Jury Nullification: The rights of a Juror in danger

Introduction

William Kunstler was one of the most famous lawyers and the most controversial of the twentieth century. He fought for civil rights and anti-militarist activists represented, but also terrorists and murderers. The rejection of legal liberalism was born of legal practice and experience. Kunstler became famous for defending the Chicago Seven, accused of provoking unrest in the Democratic Party convention in 1968. In the following years from its customers were counted radical American Indians, Black Panthers, Yippies revolutionary (radical youth), along with the likes of Martin Luther King, Stokely Carmichael, a leader who epitomized black power, and Abbie Hoffman.
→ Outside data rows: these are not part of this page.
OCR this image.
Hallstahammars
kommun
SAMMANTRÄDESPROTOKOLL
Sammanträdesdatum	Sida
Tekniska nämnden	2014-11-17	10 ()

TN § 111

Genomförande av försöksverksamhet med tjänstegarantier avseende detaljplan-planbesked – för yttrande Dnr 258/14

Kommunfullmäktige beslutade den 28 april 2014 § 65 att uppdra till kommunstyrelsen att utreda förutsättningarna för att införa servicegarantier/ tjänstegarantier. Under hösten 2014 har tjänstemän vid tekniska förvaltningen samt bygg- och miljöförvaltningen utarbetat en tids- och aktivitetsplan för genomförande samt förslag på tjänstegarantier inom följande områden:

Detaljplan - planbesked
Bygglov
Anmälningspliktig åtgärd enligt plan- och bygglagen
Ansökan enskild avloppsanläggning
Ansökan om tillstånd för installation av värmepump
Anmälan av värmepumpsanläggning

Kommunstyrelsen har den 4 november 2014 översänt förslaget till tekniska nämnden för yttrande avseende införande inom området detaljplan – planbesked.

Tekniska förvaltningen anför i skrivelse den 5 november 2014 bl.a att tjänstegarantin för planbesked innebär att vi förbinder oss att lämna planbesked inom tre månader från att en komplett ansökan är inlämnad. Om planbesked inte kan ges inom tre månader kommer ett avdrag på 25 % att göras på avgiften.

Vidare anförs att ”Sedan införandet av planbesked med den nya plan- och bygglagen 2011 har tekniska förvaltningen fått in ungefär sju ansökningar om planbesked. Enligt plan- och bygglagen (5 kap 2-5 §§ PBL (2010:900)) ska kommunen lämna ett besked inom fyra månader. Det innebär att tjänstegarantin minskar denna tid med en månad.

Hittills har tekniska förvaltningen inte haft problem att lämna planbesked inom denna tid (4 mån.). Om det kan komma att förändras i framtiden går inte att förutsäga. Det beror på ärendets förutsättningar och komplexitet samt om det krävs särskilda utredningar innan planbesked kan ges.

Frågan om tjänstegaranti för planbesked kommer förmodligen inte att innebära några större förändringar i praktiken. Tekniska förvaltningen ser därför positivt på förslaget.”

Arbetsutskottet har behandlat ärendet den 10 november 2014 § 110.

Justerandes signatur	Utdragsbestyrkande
Among his recent clients was the Egyptian Omar Abdel-Rahman, who is on trial for the bombing in 1993 the World Trade Centre in New York. He was born in New York in 1919, studied law Kunstler on the faculties of Yale and Columbia. As he said, chose this career because it "offered a position, prestige and income reasonably high, i.e., for all the wrong reasons." Although his fighting spirit was recognized by all, some criticized him grandstanding, while others praised his imagination and creativity to find unexpected arguments they got the victory for their clients.

Discussion

The jury invalidated in the United States has its origins in British colonial America. The question of having a jury invalidated especially in the case of Zenger (1734) and is rooted in the tradition of common law civil liberties taken from Britain to the American Revolution. John Peter Zenger, printer of the English colonies of New York, was convicted of seditious libel in 1734 for the publication of a newspaper critical of the governor. Jurors acquitted Zenger despite the judge's instructions, this is probably the most famous early example of the jury invalidated in the colonies that became the United States. Use of the jury as a defense of last resort has been supported by many influential people surrounding the development of the U.S. Constitution. For example, John Adams, told the jury: "It's not only their right but the duty ... to find his sentence in his own best understanding, judgment and conscience, though in direct opposition to the direction of the court. "[1] (Adams, however, referring to the Crown Courts in which judges the king's servants, and not a judicial system independent of the post-revolutionary United States.) Instructed the jury to use the recognition as valid, the first president of the U.S.